BETTER LIVING THROUGH PLASTIC EXPLOSIVES
Hamish Hamilton Canada

Jury Citation
“Readers who doubt the modern world is grotesque and hilarious, heart-stopping and wild, may discover they are delighted with Zsuzsi Gartner’s wonderful collection of stories, Better Living Through Plastic Explosives. From the specifications of covetable stereo equipment to the worries of the former terrorist, from the language of IKEA to gardening as warfare, this book shows the short story form at its savage best, each story capturing, with brilliant economy and grace, not only entire worlds but whole mindsets as they explode into eloquence. Gartner is one of the supreme noticers in contemporary fiction, and with this book she has produced a rare work of wisdom and laughter.”

Biography
Zsuzsi Gartner is the author of the short fiction collections Better Living Through Plastic Explosives and All the Anxious Girls on Earth, the editor of Darwin’s Bastards: Astounding Tales from Tomorrow, and the creative director of Vancouver Review’s Blueprint BC Fiction Series.
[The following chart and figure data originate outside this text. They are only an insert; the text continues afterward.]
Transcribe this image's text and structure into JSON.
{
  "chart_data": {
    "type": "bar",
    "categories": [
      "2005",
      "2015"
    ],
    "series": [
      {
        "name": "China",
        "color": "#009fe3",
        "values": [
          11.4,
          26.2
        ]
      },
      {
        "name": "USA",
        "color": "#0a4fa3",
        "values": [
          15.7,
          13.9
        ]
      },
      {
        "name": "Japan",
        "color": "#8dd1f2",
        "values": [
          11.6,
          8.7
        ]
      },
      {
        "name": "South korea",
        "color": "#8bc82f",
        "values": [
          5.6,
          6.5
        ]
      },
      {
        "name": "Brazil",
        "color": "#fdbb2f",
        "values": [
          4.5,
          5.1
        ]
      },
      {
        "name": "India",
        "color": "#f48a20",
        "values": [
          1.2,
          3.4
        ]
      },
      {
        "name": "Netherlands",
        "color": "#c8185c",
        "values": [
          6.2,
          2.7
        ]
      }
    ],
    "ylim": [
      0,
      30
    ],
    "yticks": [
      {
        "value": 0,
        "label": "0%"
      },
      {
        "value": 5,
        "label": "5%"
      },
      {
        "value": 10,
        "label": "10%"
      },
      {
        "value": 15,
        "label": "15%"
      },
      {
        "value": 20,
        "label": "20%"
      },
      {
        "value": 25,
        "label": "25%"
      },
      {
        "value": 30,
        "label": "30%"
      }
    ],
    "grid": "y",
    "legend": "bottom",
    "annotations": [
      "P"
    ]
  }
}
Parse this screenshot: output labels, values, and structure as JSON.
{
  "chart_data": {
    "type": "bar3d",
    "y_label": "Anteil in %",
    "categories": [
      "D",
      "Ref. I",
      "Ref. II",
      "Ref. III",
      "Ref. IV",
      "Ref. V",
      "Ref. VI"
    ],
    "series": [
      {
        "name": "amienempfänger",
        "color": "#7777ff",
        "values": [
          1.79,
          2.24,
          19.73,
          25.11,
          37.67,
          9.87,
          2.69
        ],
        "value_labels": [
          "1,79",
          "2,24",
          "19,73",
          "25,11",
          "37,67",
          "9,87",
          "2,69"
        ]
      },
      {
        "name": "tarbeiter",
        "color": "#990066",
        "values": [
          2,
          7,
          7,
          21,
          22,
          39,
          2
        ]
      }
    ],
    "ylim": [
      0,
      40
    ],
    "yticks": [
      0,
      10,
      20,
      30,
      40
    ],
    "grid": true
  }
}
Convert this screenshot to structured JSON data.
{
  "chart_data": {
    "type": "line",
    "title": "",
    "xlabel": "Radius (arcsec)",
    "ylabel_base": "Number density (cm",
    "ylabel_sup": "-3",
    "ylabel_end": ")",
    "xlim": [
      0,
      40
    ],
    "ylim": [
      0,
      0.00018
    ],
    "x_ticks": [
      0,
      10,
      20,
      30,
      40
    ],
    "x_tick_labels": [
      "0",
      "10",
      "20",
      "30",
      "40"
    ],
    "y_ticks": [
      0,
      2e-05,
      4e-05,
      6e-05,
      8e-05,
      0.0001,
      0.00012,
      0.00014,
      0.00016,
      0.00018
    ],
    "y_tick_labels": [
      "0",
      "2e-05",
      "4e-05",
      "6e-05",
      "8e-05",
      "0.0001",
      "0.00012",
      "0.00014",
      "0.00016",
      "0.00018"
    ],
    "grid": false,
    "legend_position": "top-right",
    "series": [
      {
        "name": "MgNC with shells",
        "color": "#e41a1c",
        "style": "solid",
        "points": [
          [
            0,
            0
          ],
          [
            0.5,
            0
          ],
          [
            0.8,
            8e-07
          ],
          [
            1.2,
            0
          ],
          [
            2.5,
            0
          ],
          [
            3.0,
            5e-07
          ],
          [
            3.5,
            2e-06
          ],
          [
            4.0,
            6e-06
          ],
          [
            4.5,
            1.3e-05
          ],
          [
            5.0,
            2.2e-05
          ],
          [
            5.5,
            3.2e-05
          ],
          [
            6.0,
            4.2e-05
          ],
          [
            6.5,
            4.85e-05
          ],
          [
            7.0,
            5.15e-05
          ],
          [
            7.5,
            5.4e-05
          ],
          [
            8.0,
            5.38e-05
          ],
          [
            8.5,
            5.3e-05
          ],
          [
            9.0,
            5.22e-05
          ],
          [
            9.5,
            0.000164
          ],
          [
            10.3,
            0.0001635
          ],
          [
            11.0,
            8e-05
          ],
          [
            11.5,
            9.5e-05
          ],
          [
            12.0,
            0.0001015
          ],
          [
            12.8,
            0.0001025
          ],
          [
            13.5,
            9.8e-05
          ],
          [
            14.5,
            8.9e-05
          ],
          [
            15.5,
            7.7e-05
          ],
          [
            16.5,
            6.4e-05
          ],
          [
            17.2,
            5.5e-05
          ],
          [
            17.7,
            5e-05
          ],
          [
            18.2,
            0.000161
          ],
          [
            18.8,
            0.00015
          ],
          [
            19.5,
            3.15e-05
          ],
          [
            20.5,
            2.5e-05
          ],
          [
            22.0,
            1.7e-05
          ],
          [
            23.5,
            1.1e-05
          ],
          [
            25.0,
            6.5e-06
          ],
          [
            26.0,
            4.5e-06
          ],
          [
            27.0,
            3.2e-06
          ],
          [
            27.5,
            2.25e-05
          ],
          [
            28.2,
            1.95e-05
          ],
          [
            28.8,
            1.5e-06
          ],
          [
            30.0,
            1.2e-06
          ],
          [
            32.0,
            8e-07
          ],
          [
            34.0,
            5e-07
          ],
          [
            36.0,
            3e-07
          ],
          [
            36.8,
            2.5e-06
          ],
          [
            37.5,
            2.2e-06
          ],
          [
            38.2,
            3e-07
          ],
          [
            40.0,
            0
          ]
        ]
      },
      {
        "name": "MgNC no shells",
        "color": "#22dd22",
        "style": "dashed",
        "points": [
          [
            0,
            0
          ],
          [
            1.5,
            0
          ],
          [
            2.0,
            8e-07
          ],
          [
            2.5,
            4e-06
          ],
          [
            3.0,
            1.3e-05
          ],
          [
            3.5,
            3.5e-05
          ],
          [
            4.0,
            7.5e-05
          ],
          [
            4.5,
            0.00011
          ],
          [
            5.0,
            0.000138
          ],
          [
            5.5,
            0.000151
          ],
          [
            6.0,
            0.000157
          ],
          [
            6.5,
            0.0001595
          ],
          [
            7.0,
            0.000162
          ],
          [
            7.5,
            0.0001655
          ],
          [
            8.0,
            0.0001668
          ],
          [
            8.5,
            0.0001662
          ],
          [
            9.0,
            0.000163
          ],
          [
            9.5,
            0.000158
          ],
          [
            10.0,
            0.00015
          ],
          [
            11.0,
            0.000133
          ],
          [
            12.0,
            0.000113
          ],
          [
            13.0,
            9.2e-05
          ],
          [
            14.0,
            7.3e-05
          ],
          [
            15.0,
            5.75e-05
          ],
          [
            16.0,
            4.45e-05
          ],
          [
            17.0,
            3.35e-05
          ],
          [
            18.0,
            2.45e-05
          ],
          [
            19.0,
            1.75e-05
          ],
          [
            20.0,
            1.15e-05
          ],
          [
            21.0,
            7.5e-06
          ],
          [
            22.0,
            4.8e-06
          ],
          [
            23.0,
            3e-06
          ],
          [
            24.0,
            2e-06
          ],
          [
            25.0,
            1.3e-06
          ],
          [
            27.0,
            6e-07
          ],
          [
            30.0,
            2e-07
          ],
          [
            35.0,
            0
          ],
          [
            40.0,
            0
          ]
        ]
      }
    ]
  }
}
Her stories have been widely anthologized, and broadcast on CBC and NPR’s Selected Shorts. Zsuzsi is a long-time contributing reviewer for The Globe & Mail, and has appeared on CBC’s Canada Reads. A former senior editor at the now-defunct Saturday Night, she has received numerous nominations and awards for her magazine journalism, and a 2005 National Magazine Award for fiction. She has been on faculty for the Banff Centre’s Literary Arts Programs and is an adjunct faculty member for UBC’s Optional Residency MFA in Creative Writing. Zsuzsi lives in Vancouver.

Michael Ondaatje

A CAT’S TABLE
McClelland & Stewart

Jury Citation
“A beautiful mingling of memory and imagination takes place in Michael Ondaatje’s novel The Cat’s Table. It is the early 1950s, and a passenger ship, the Oronsay, makes its way to England over the Indian Ocean and the Arabian Sea, through the Suez Canal and the Mediterranean. On board is our 11-year-old narrator Michael, who eats his meals at the unglamorous cat’s table, where he joins a group of boys and adult eccentrics, all of whom have stories to tell and lives to live, or live down. The journey will change them all in ways that only time will tell. A mature, shimmering work of fiction, Ondaatje’s novel is rich in images, precise in its language, and wise about the way people can be haunted by their own experience.”

Biography
Michael Ondaatje is the author of Coming Through Slaughter, In the Skin of a Lion, The English Patient, Anil's Ghost and Divisadero. His poetry books include The Collected Works of Billy the Kid, The Cinnamon Peeler and Handwriting. He has written a memoir, Running in the Family and The Conversations, a non-fiction book about film editing. Previously an editor at Coach House Books in Toronto, he is at present one of the editors of the literary magazine Brick.